Virtually every hiring manager will agree that lying or misleading is unethical but many will still lie to attract more applicants. This could be because they’re intentionally trying to deceive talent, but more likely, they just don’t realize they’re doing it.  Take a second and ask yourself, are you being completely honest throughout the hiring process?

Even the smallest lies can have negative impacts on your company and perhaps the most common risk is high turnover. In the same way that employers lose all trust in a candidate after they catch them in a lie, a new employee may lose all faith in a company once they realize they’ve been had.  Too many lies can have a negative effect on your company’s overall reputation.

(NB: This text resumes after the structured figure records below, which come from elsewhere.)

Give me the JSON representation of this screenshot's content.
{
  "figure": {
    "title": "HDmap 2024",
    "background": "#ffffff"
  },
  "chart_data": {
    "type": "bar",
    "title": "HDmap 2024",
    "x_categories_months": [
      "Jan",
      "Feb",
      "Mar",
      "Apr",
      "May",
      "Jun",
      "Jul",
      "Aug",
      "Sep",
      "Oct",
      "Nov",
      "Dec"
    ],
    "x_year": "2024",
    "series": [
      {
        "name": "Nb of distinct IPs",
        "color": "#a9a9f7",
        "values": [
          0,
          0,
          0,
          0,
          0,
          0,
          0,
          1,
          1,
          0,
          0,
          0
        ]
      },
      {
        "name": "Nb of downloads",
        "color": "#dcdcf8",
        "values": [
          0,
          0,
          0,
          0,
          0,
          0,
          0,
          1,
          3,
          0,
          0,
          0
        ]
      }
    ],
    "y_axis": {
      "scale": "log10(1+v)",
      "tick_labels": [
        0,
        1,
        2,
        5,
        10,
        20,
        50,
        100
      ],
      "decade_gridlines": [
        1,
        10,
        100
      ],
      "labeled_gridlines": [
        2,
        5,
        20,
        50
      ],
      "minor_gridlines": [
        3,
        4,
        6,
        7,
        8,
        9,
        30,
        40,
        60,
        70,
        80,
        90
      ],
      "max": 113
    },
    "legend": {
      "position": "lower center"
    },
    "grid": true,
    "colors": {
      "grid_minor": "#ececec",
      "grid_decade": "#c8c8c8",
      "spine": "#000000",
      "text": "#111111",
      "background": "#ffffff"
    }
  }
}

What are the common ways companies lie to job applicants, whether it’s by accident or on purpose?  We have identified five common areas:

  1. Culture

Many job postings brag about having the fun-loving culture where everybody’s a family.  They boast the cliché “work hard, play hard” mentality and say the environment’s “second-to-none” with plenty of work/life flexibility.  Sure, this may seem most attractive, but if it’s not true, you’re going to hire people who don’t fit and possibly turn away those who would be perfect.  If you have any mention of culture in your job postings (and we recommend you do), make sure that you properly qualify it. Take a look at this post from January and see if you can properly identify your culture.

  1. Compensation

Another common bait and switch employers pull is around compensation.  If you’re being dishonest about the base rate or salary, you’re probably doing that consciously; numbers are pretty straight forward. You may not realize that you’re lying when discussing the extras. For example, is that bonus potential really achievable or will it take forever to get?  Is your “excellent benefits and vacation package” really that “excellent?” When you say that the salary is negotiable based on skills, are you actually willing to negotiate?

  1. The Job Description

This one may take your new employee longer to realize, but they’re going to figure it out eventually. Review the job you’re promoting in detail and confirm that it is accurate to everything the person will be doing. Have tasks been added to make the job look more interesting, but not really reflective of the actual job? Are there tasks missing that you’re afraid will drive away applicants?  Will you actually be providing all that training and guidance? Are you making promises about advancement that you’ll never see through?

  1. Rejection Lines

Your new employees will never suffer these lies, but the many candidates you turn away will hear them.  If you use the lines “We’ll keep you in mind for future positions” or “We’ll call you as soon as we’ve made a decision”, make sure you follow through.  Professionals will recognize these lies and, especially with social media being a reality of today’s business world, your reputation as an employer may be hindered when you throw these fake promises around.

  1. References

This final lie is one that job seekers have come to accept as reality and, of everything on this list, may have the least impact on your reputation. It’s very common, and good business practice, for employers to go beyond contacting just the references supplied. Especially when the industry is small enough, hiring managers will go to their own network and seek unsolicited references. Sometimes the references handed over by the job seeker don’t even get called. However when you perform your reference checks, we recommend the same thing we recommend for everything else above — try to be as transparent as possible with your applicants and build trust from the beginning.